Campbell wrote a very interesting book about his Q-ship exploits, called ‘My Mystery Ships‘.  An online e-book in HTML format may be found here, and the book may be downloaded free of charge in various formats here, being out of copyright.  I recommend it.



  1. One of the reasons the Q-ships worked is that following the sinking of the Lusitania in 1915 and the American threat to enter the war over the loss of American life, the Germans suspended Unrestricted Submarine Warfare (USW).

    The practice of sinking or capturing enemy merchant vessels was perfectly acceptable under the rules of European warfare. The problem was that subs allowed this to be done without warning.

    Before subs, let's say I am a merchant captain, steaming along with a cargo bound for Liverpool. My lookout spots a smudge of smoke on the horizon, so we know there is a ship out there. The smoke changes course and starts bearing down on us. As the ship's hull clears the horizon, we can tell it is in fact a warship. As it gets closer, we can see its flag and know that it is a warship of a hostile nation.

    I as the merchant captain have choices through all these phases of the encounter. I can alter my course and speed, try to evade. As the enemy ship gets withing range, I can surrender and try to save the lives of crew.

    None of these options apply with subs; the first warning I get, if I'm lucky and have a sharp-eyed lookout, it the faint wake of the torpedo approaching my ship. Usually it was a sudden explosion with no warning.

    When the Lusitania went down in May 1915, over 1,200 people died, including over 100 American citizens. She was a passenger liner only slightly smaller than the Titanic and was torpedoed just five moles off the Old Head of Kinsale on the Irish coast. Bodies began washing up on shore the next day…women and children among them. Although the sinking was, by the rules of war as they existed at the time, perfectly legal, the public outcry against the Germans was huge.

    Rather than risk bringing another large, industrial nation into a war that was stalemated on the Western Front, Germany agreed to cease USW against merchant ships and instead operate under Surface Rules of Engagement. This means that the submarine had to surface before closing on the merchant ship.

    These first generation submarines were actually quite fragile as warships go. Even a light gun could punch holes in their unarmored hulls. So the British began arming some of their merchant ships with deck guns, which were hidden behind fake deck cargo.

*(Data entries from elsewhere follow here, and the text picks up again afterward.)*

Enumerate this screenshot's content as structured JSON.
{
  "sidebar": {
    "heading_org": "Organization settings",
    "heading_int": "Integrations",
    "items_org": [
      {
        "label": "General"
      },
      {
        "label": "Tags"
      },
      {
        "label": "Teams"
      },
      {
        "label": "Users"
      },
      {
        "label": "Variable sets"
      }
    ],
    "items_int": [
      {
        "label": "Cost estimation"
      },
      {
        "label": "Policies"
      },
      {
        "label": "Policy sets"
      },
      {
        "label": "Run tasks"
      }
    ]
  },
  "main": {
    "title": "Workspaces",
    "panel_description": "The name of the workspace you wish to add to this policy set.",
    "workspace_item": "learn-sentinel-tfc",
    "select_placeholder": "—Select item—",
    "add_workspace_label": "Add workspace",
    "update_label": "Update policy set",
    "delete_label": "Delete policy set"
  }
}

    When a submarine surfaced to sink this fat, dumb, and happy merchantman bumbling along without a care, "panic parties" on deck began running about. The pointed at the sub, yelled and screamed, started un-lashing the lifeboats, and generally had hysterics while the helmsman altered course to bring the gun to bear and behind the fake cargo screen a Royal Navy gun crew loaded and trained the weapon on the vector indicated by the pointers and screamers. At the opportune moment the fake cargo screen dropped, final adjustments were made to sight in the gun, and the U-boat got a nasty surprise.

    I know I've made it sound like shooting fish in a barrel, but the gun crew had to be quick. The Germans had their own deck gun, and it would be manned the moment the sub broke the surface. It was a situation where two unarmored ships were having at it, with the complication that if the merchant gun crew failed to sink or disable the sub, it had the option of submerging and engaging from cover (hence the depth charge launchers)

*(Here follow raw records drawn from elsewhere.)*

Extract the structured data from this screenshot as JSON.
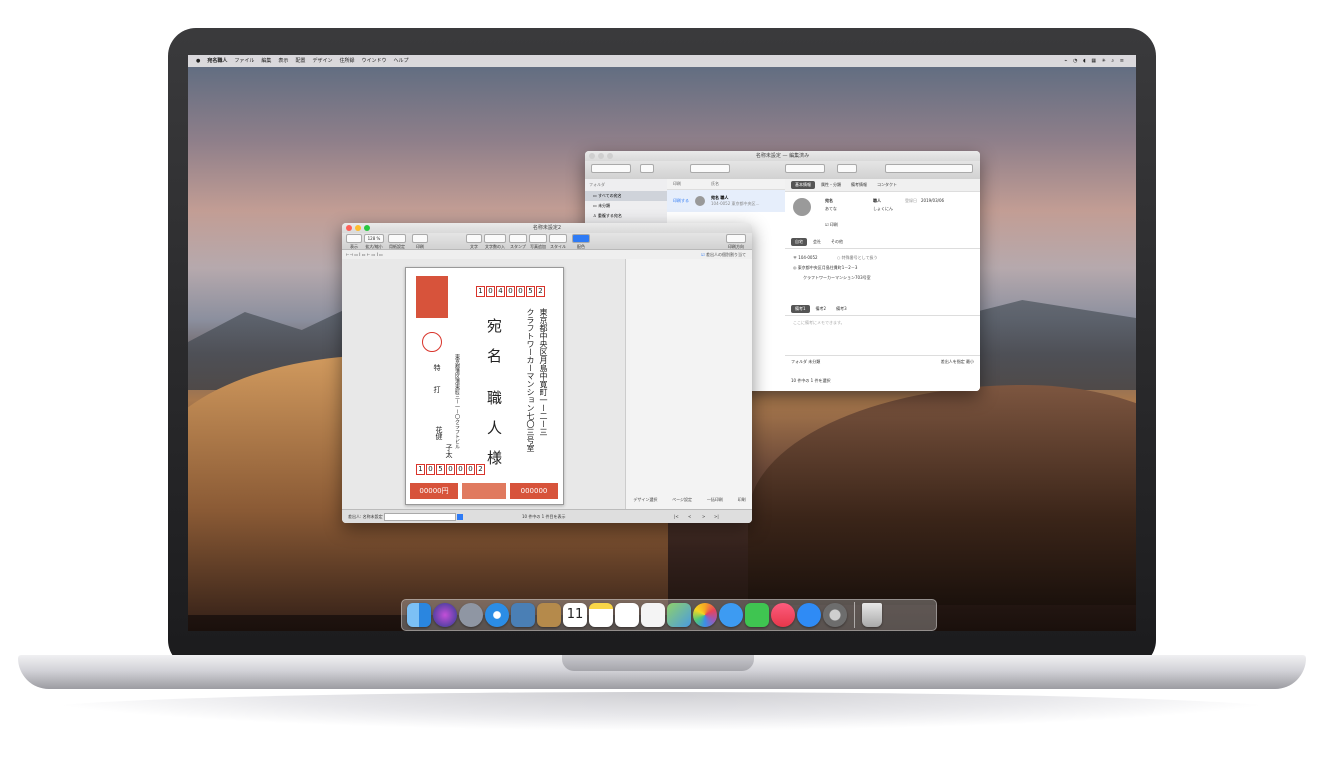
{
  "menubar": {
    "items": [
      "宛名職人",
      "ファイル",
      "編集",
      "表示",
      "配置",
      "デザイン",
      "住所録",
      "ウインドウ",
      "ヘルプ"
    ],
    "status_icons": "⌁ ◔ ◖ ▦ ✳ ⌕ ≡"
  },
  "address_window": {
    "title": "名称未設定 — 編集済み",
    "sidebar_header": "フォルダ",
    "folders": [
      "すべての宛名",
      "未分類",
      "重複する宛名"
    ],
    "list_header_a": "印刷",
    "list_header_b": "氏名",
    "list_row_label": "印刷する",
    "list_name": "宛名 職人",
    "list_addr": "104-0052 東京都中央区…",
    "tabs": [
      "基本情報",
      "属性・分類",
      "備考情報",
      "コンタクト"
    ],
    "name_label": "宛名",
    "name_value": "職人",
    "reading_a": "あてな",
    "reading_b": "しょくにん",
    "date_label": "登録日",
    "date_value": "2019/03/06",
    "print_label": "印刷",
    "addr_tabs": [
      "自宅",
      "会社",
      "その他"
    ],
    "postal": "104-0052",
    "special_label": "特殊番号として扱う",
    "address1": "東京都中央区月島住貫町1－2－3",
    "address2": "クラフトワーカーマンション703号室",
    "memo_tabs": [
      "備考1",
      "備考2",
      "備考3"
    ],
    "memo_placeholder": "ここに備考にメモできます。",
    "footer_left": "フォルダ  未分類",
    "footer_status": "10 件中の 1 件を選択",
    "footer_right": "差出人を指定 最小"
  },
  "card_window": {
    "title": "名称未設定2",
    "toolbar": [
      "表示",
      "拡大/縮小",
      "用紙設定",
      "印刷",
      "文字",
      "文字数の入力",
      "スタンプ",
      "写真追加",
      "スタイル",
      "配色",
      "印刷方向",
      "差出人の個別割り当て"
    ],
    "zoom": "128 %",
    "sender_individual": "差出人の個別割り当て",
    "postcode_to": [
      "1",
      "0",
      "4",
      "0",
      "0",
      "5",
      "2"
    ],
    "address_line1": "東京都中央区月島中寛町一ー二ー三",
    "address_line2": "クラフトワーカーマンション七〇三号室",
    "recipient_name_a": "宛",
    "recipient_name_b": "名",
    "recipient_given_a": "職",
    "recipient_given_b": "人",
    "honorific": "様",
    "sender_addr": "東京都港区港東町三ー一ー〇クラフトビル",
    "sender_name1": "特",
    "sender_name2": "打",
    "sender_name3": "花健",
    "sender_name4": "子太",
    "postcode_from": [
      "1",
      "0",
      "5",
      "0",
      "0",
      "0",
      "2"
    ],
    "stamp_left": "00000円",
    "stamp_right": "000000",
    "side_tabs": [
      "デザイン選択",
      "ページ設定",
      "一括印刷",
      "印刷"
    ],
    "footer_left": "差出人: 名称未設定",
    "footer_status": "10 件中の 1 件目を表示",
    "nav": [
      "|<",
      "<",
      ">",
      ">|"
    ]
  },
  "dock": {
    "icons": [
      "finder-icon",
      "siri-icon",
      "launchpad-icon",
      "safari-icon",
      "photo-viewer-icon",
      "contacts-icon",
      "calendar-icon",
      "notes-icon",
      "reminders-icon",
      "sketch-icon",
      "maps-icon",
      "photos-icon",
      "messages-icon",
      "facetime-icon",
      "music-icon",
      "app-store-icon",
      "system-preferences-icon",
      "trash-icon"
    ],
    "calendar_day": "11"
  },
  "colors": {
    "postal_red": "#d9342b",
    "stamp_red": "#d7533b",
    "accent_blue": "#2f7bf5"
  }
}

    At any rate, German sub losses went way up after the suspension of USW, and British merchant losses dropped significantly.

    If you're interested in the VC itself, Try Awarded for Valour.

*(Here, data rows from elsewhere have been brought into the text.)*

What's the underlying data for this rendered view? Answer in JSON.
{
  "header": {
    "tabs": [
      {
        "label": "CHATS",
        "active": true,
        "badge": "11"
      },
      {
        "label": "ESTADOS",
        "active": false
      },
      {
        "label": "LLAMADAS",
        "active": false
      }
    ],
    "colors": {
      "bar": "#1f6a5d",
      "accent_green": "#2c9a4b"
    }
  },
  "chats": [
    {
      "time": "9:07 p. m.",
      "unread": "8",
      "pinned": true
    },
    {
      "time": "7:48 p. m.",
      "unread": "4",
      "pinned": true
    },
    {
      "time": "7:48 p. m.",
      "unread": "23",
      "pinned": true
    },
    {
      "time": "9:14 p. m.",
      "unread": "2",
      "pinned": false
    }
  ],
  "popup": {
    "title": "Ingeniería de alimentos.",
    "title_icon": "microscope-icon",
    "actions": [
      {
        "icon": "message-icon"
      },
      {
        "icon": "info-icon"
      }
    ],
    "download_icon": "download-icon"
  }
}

  2. As the Lusitania was carrying munitions she was technically not a civilian but a legitimate target. (much disregarded fun fact)

  3. It's not mentioned in the article, but how did the medals of Vice Admiral Gordon Campbell pass out of the hands of the family in the first place? Was that policy at that time, that the higher-ranked medals reverted to government hands on the death of the recipient? Or were they sold to raise money during a belt-tightening period?

    Seems like that's the sort of family treasure you don't ever let go.